FMean   = FrechetMean( A0, p=2 ) 
FMean.fit(   A_k )

# For a clean display, let's normalize everybody
mean   = normalize( FMean()  )
a_k    = normalize( A_k      )

plt.figure()
#plot_worms( a_k[:10] , "green")
plot_worms( mean,      "red")
plt.axis("equal")
plt.show()
It  1:0.042. It  2:0.040. It  3:0.037. It  4:0.029. It  5:0.029. 
It  6:0.029. 
b'CONVERGENCE: REL_REDUCTION_OF_F_<=_FACTR*EPSMCH'

Exercise 2: Perform tangent PCA in the shape space around the mean worm. How many modes do we need to represent our data with good accuracy?

In [9]:
# Compute the log-map of the A_k's around the mean
v_k = torch.stack( [ log(mean, a) for a in a_k ] )
# Turn it into an N-by-6 tensor...
v_k = v_k.view(len(v_k),-1)
v_k = v_k.detach().cpu().numpy()

# That we can feed to scikit-learn's PCA module
from sklearn.decomposition import PCA
pca = PCA()
V_k = pca.fit_transform(v_k)
print("Explained variance: ")
print(pca.explained_variance_ratio_)
Explained variance: 
[4.07093555e-01 2.44551972e-01 1.73827931e-01 1.06752954e-01
 2.20607650e-02 1.61963552e-02 1.51208695e-02 4.91368538e-03
 2.51938030e-03 1.68347021e-03 1.33187545e-03 9.86396335e-04
 6.19863218e-04 5.84625930e-04 4.85361059e-04 3.67251108e-04
 2.15434004e-04 1.35435257e-04 9.89477339e-05 8.69227224e-05
 6.28390844e-05 4.78058064e-05 4.22591183e-05 3.89567940e-05
 3.27314883e-05 2.94660385e-05 2.35977659e-05 2.14664869e-05
 1.93281940e-05 1.53300825e-05 1.15095172e-05 6.90579054e-06
 5.28795499e-06 4.07900097e-06 3.43788270e-06 1.93920437e-06
 2.44544879e-12 2.17696954e-12 2.25190638e-14 1.58601431e-14]

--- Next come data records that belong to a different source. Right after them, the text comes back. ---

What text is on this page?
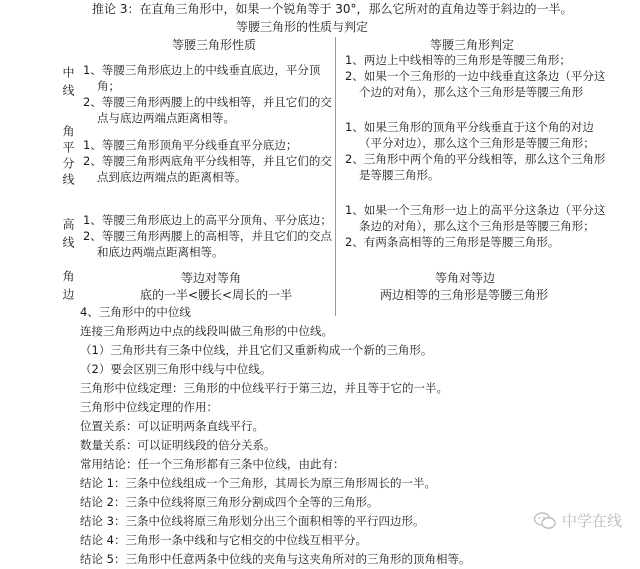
推论 3：在直角三角形中，如果一个锐角等于 30°，那么它所对的直角边等于斜边的一半。
等腰三角形的性质与判定
等腰三角形性质	等腰三角形判定
中线
角平分线
高线
角边
1、等腰三角形底边上的中线垂直底边，平分顶角；
2、等腰三角形两腰上的中线相等，并且它们的交点与底边两端点距离相等。
1、两边上中线相等的三角形是等腰三角形；
2、如果一个三角形的一边中线垂直这条边（平分这个边的对角），那么这个三角形是等腰三角形
1、等腰三角形顶角平分线垂直平分底边；
2、等腰三角形两底角平分线相等，并且它们的交点到底边两端点的距离相等。
1、如果三角形的顶角平分线垂直于这个角的对边（平分对边），那么这个三角形是等腰三角形；
2、三角形中两个角的平分线相等，那么这个三角形是等腰三角形。
1、等腰三角形底边上的高平分顶角、平分底边；
2、等腰三角形两腰上的高相等，并且它们的交点和底边两端点距离相等。
1、如果一个三角形一边上的高平分这条边（平分这条边的对角），那么这个三角形是等腰三角形；
2、有两条高相等的三角形是等腰三角形。
等边对等角
底的一半<腰长<周长的一半
等角对等边
两边相等的三角形是等腰三角形
4、三角形中的中位线
连接三角形两边中点的线段叫做三角形的中位线。
（1）三角形共有三条中位线，并且它们又重新构成一个新的三角形。
（2）要会区别三角形中线与中位线。
三角形中位线定理：三角形的中位线平行于第三边，并且等于它的一半。
三角形中位线定理的作用：
位置关系：可以证明两条直线平行。
数量关系：可以证明线段的倍分关系。
常用结论：任一个三角形都有三条中位线，由此有：
结论 1：三条中位线组成一个三角形，其周长为原三角形周长的一半。
结论 2：三条中位线将原三角形分割成四个全等的三角形。
结论 3：三条中位线将原三角形划分出三个面积相等的平行四边形。
结论 4：三角形一条中线和与它相交的中位线互相平分。
结论 5：三角形中任意两条中位线的夹角与这夹角所对的三角形的顶角相等。
中学在线
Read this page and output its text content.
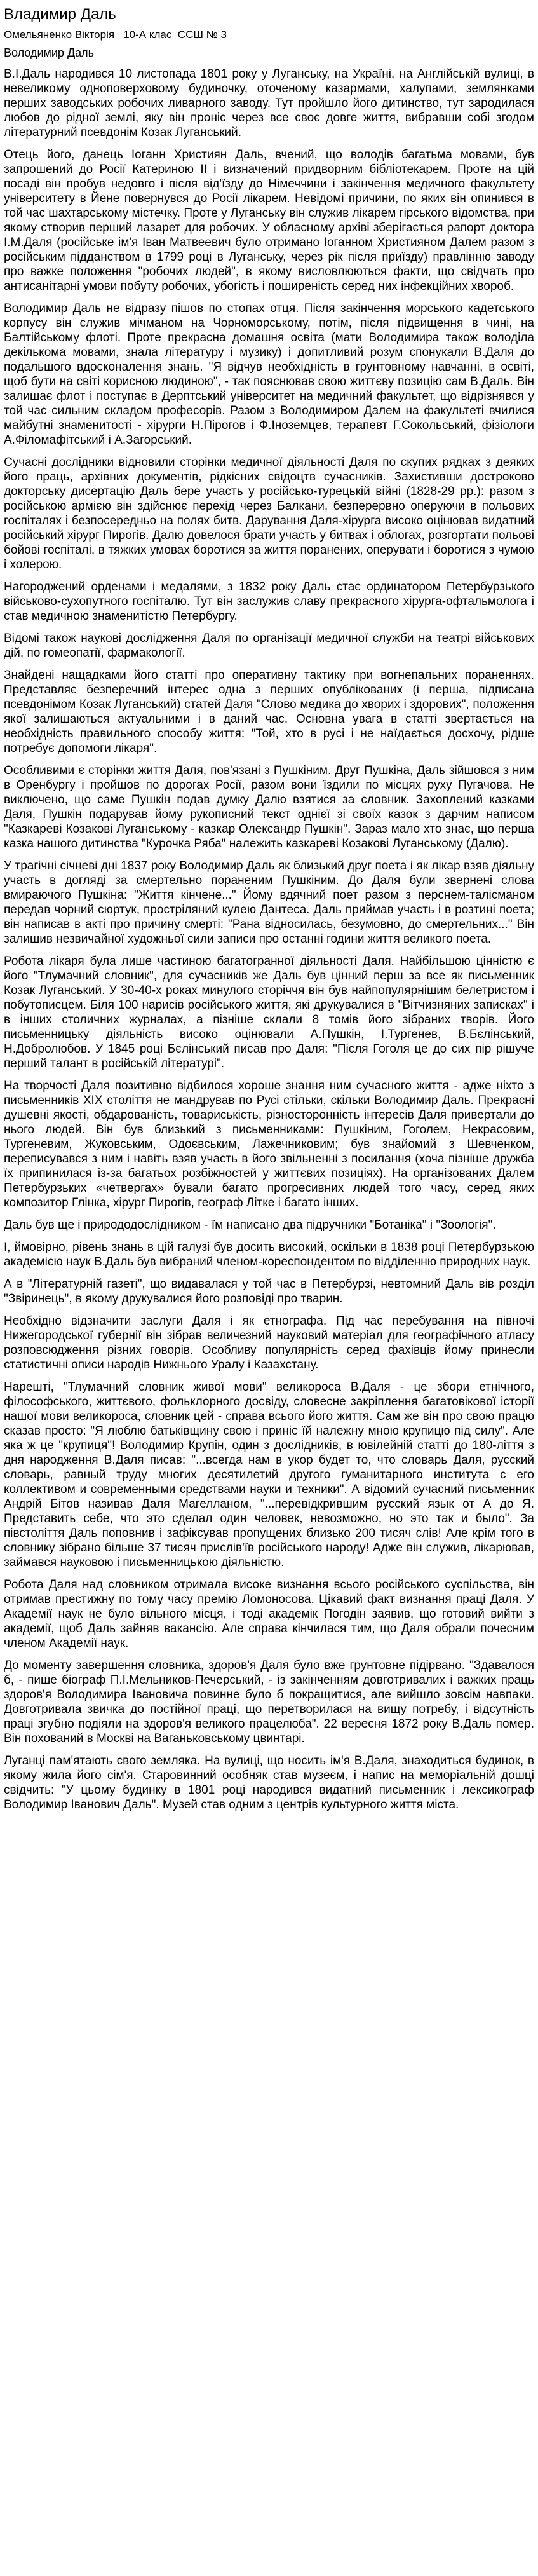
Владимир Даль
Омельяненко Вікторія   10-А клас  ССШ № 3
Володимир Даль

В.І.Даль народився 10 листопада 1801 року у Луганську, на Україні, на Англійській вулиці, в невеликому одноповерховому будиночку, оточеному казармами, халупами, землянками перших заводських робочих ливарного заводу. Тут пройшло його дитинство, тут зародилася любов до рідної землі, яку він проніс через все своє довге життя, вибравши собі згодом літературний псевдонім Козак Луганський.

Отець його, данець Іоганн Християн Даль, вчений, що володів багатьма мовами, був запрошений до Росії Катериною ІІ і визначений придворним бібліотекарем. Проте на цій посаді він пробув недовго і після від'їзду до Німеччини і закінчення медичного факультету університету в Йене повернувся до Росії лікарем. Невідомі причини, по яких він опинився в той час шахтарському містечку. Проте у Луганську він служив лікарем гірського відомства, при якому створив перший лазарет для робочих. У обласному архіві зберігається рапорт доктора І.М.Даля (російське ім'я Іван Матвеевич було отримано Іоганном Християном Далем разом з російським підданством в 1799 році в Луганську, через рік після приїзду) правлінню заводу про важке положення "робочих людей", в якому висловлюються факти, що свідчать про антисанітарні умови побуту робочих, убогість і поширеність серед них інфекційних хвороб.

Володимир Даль не відразу пішов по стопах отця. Після закінчення морського кадетського корпусу він служив мічманом на Чорноморському, потім, після підвищення в чині, на Балтійському флоті. Проте прекрасна домашня освіта (мати Володимира також володіла декількома мовами, знала літературу і музику) і допитливий розум спонукали В.Даля до подальшого вдосконалення знань. "Я відчув необхідність в грунтовному навчанні, в освіті, щоб бути на світі корисною людиною", - так пояснював свою життєву позицію сам В.Даль. Він залишає флот і поступає в Дерптський університет на медичний факультет, що відрізнявся у той час сильним складом професорів. Разом з Володимиром Далем на факультеті вчилися майбутні знаменитості - хірурги Н.Пірогов і Ф.Іноземцев, терапевт Г.Сокольський, фізіологи А.Філомафітський і А.Загорський.

Сучасні дослідники відновили сторінки медичної діяльності Даля по скупих рядках з деяких його праць, архівних документів, рідкісних свідоцтв сучасників. Захистивши достроково докторську дисертацію Даль бере участь у російсько-турецькій війні (1828-29 рр.): разом з російською армією він здійснює перехід через Балкани, безперервно оперуючи в польових госпіталях і безпосередньо на полях битв. Дарування Даля-хірурга високо оцінював видатний російський хірург Пирогів. Далю довелося брати участь у битвах і облогах, розгортати польові бойові госпіталі, в тяжких умовах боротися за життя поранених, оперувати і боротися з чумою і холерою.

Нагороджений орденами і медалями, з 1832 року Даль стає ординатором Петербурзького військово-сухопутного госпіталю. Тут він заслужив славу прекрасного хірурга-офтальмолога і став медичною знаменитістю Петербургу.

Відомі також наукові дослідження Даля по організації медичної служби на театрі військових дій, по гомеопатії, фармакології.

Знайдені нащадками його статті про оперативну тактику при вогнепальних пораненнях. Представляє безперечний інтерес одна з перших опублікованих (і перша, підписана псевдонімом Козак Луганський) статей Даля "Слово медика до хворих і здорових", положення якої залишаються актуальними і в даний час. Основна увага в статті звертається на необхідність правильного способу життя: "Той, хто в русі і не наїдається досхочу, рідше потребує допомоги лікаря".

Особливими є сторінки життя Даля, пов'язані з Пушкіним. Друг Пушкіна, Даль зійшовся з ним в Оренбургу і пройшов по дорогах Росії, разом вони їздили по місцях руху Пугачова. Не виключено, що саме Пушкін подав думку Далю взятися за словник. Захоплений казками Даля, Пушкін подарував йому рукописний текст однієї зі своїх казок з дарчим написом "Казкареві Козакові Луганському - казкар Олександр Пушкін". Зараз мало хто знає, що перша казка нашого дитинства "Курочка Ряба" належить казкареві Козакові Луганському (Далю).

У трагічні січневі дні 1837 року Володимир Даль як близький друг поета і як лікар взяв діяльну участь в догляді за смертельно пораненим Пушкіним. До Даля були звернені слова вмираючого Пушкіна: "Життя кінчене..." Йому вдячний поет разом з перснем-талісманом передав чорний сюртук, простріляний кулею Дантеса. Даль приймав участь і в розтині поета; він написав в акті про причину смерті: "Рана відносилась, безумовно, до смертельних..." Він залишив незвичайної художньої сили записи про останні години життя великого поета.

Робота лікаря була лише частиною багатогранної діяльності Даля. Найбільшою цінністю є його "Тлумачний словник", для сучасників же Даль був цінний перш за все як письменник Козак Луганський. У 30-40-х роках минулого сторіччя він був найпопулярнішим белетристом і побутописцем. Біля 100 нарисів російського життя, які друкувалися в "Вітчизняних записках" і в інших столичних журналах, а пізніше склали 8 томів його зібраних творів. Його письменницьку діяльність високо оцінювали А.Пушкін, І.Тургенев, В.Бєлінський, Н.Добролюбов. У 1845 році Бєлінський писав про Даля: "Після Гоголя це до сих пір рішуче перший талант в російській літературі".

На творчості Даля позитивно відбилося хороше знання ним сучасного життя - адже ніхто з письменників XIX століття не мандрував по Русі стільки, скільки Володимир Даль. Прекрасні душевні якості, обдарованість, товариськість, різносторонність інтересів Даля привертали до нього людей. Він був близький з письменниками: Пушкіним, Гоголем, Некрасовим, Тургеневим, Жуковським, Одоєвським, Лажечниковим; був знайомий з Шевченком, переписувався з ним і навіть взяв участь в його звільненні з посилання (хоча пізніше дружба їх припинилася із-за багатьох розбіжностей у життєвих позиціях). На організованих Далем Петербурзьких «четвергах» бували багато прогресивних людей того часу, серед яких композитор Глінка, хірург Пирогів, географ Літке і багато інших.

Даль був ще і природодослідником - їм написано два підручники "Ботаніка" і "Зоологія".

І, ймовірно, рівень знань в цій галузі був досить високий, оскільки в 1838 році Петербурзькою академією наук В.Даль був вибраний членом-кореспондентом по відділенню природних наук.

А в "Літературній газеті", що видавалася у той час в Петербурзі, невтомний Даль вів розділ "Звіринець", в якому друкувалися його розповіді про тварин.

Необхідно відзначити заслуги Даля і як етнографа. Під час перебування на півночі Нижегородської губернії він зібрав величезний науковий матеріал для географічного атласу розповсюдження різних говорів. Особливу популярність серед фахівців йому принесли статистичні описи народів Нижнього Уралу і Казахстану.

Нарешті, "Тлумачний словник живої мови" великороса В.Даля - це збори етнічного, філософського, життєвого, фольклорного досвіду, словесне закріплення багатовікової історії нашої мови великороса, словник цей - справа всього його життя. Сам же він про свою працю сказав просто: "Я люблю батьківщину свою і приніс їй належну мною крупицю під силу". Але яка ж це "крупиця"! Володимир Крупін, один з дослідників, в ювілейній статті до 180-ліття з дня народження В.Даля писав: "...всегда нам в укор будет то, что словарь Даля, русский словарь, равный труду многих десятилетий другого гуманитарного института с его коллективом и современными средствами науки и техники". А відомий сучасний письменник Андрій Бітов називав Даля Магелланом, "...перевідкрившим русский язык от А до Я. Представить себе, что это сделал один человек, невозможно, но это так и было". За півстоліття Даль поповнив і зафіксував пропущених близько 200 тисяч слів! Але крім того в словнику зібрано більше 37 тисяч прислів'їв російського народу! Адже він служив, лікарював, займався науковою і письменницькою діяльністю.

Робота Даля над словником отримала високе визнання всього російського суспільства, він отримав престижну по тому часу премію Ломоносова. Цікавий факт визнання праці Даля. У Академії наук не було вільного місця, і тоді академік Погодін заявив, що готовий вийти з академії, щоб Даль зайняв вакансію. Але справа кінчилася тим, що Даля обрали почесним членом Академії наук.

До моменту завершення словника, здоров'я Даля було вже грунтовне підірвано. "Здавалося б, - пише біограф П.І.Мельников-Печерський, - із закінченням довготривалих і важких праць здоров'я Володимира Івановича повинне було б покращитися, але вийшло зовсім навпаки. Довготривала звичка до постійної праці, що перетворилася на вищу потребу, і відсутність праці згубно подіяли на здоров'я великого працелюба". 22 вересня 1872 року В.Даль помер. Він похований в Москві на Ваганьковському цвинтарі.

Луганці пам'ятають свого земляка. На вулиці, що носить ім'я В.Даля, знаходиться будинок, в якому жила його сім'я. Старовинний особняк став музеєм, і напис на меморіальній дошці свідчить: "У цьому будинку в 1801 році народився видатний письменник і лексикограф Володимир Іванович Даль". Музей став одним з центрів культурного життя міста.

Exercise 3: Display the main PCA modes of variation. How would you describe them?

In [10]:
K = 4
# We only need the first four features...
pca = PCA(n_components=K)
V_k = pca.fit_transform(v_k)
sig = np.sqrt(pca.explained_variance_)

# Let's retrieve the four main directions:
modes = []
for i in range(K) :
    vec = np.zeros(K)
    vec[i] = 1.
    mode   = tensor( sig[i]*pca.inverse_transform( vec ))
    mode   = 2 * mode.float().view(-1,2) # inflate a little bit...
    modes.append( [ exp(mean, mode), exp(mean, -mode) ] )

# Display
plt.figure(figsize=(10,10))
for i, (p, m) in enumerate(modes) :
    plt.subplot(2,2,i+1)
    plot_worms(mean,"red")
    plot_worms(p,   "blue")
    plot_worms(m,   "blue")
    plt.axis([-.5,.5,-.5,.5])
plt.show()

Exercise 4: Display the population in the exponential chart centered around the mean. How would you describe the shape distribution with respect to the whole shape space?

In [11]:
plt.figure(figsize=(10,10))
plt.scatter(V_k[:,0], V_k[:,1], color="green", s = 25)
plt.scatter( [0.], [0.], color="red", s=125)
plt.scatter( [sig[0],-sig[0]], [0.,0.], color="blue", s=81)
plt.scatter( [0.,0.], [sig[1],-sig[1]], color="cyan", s=81)

midway = plt.Circle((0,0),np.pi/4,color='r', fill=False)
plt.gcf().gca().add_artist(midway)
cut_locus = plt.Circle((0,0), np.pi/2,color='r', fill=False)
plt.gcf().gca().add_artist(cut_locus)

plt.axis("equal")
plt.axis([-np.pi/2,np.pi/2,-np.pi/2,np.pi/2])
plt.title("Exponential chart at the mean location")
plt.show()

Conclusion. In today's session dedicated to the classical theory of shapes, we've detailed a baseline method to decompose the variability of an anatomical population. The algorithms above let us study separately the similarity vector (position, orientation and scale, encoded through a pair of complex numbers) and the manifold-valued shape residual.

In very simple settings (low variance, labeled data), a straightforward tangent analysis on the shape residual may be good enough. But in a medical setting, most anatomy problems are ill-posed. Designing methods that can enforce a strong topological prior will be the subject of tomorrow's session!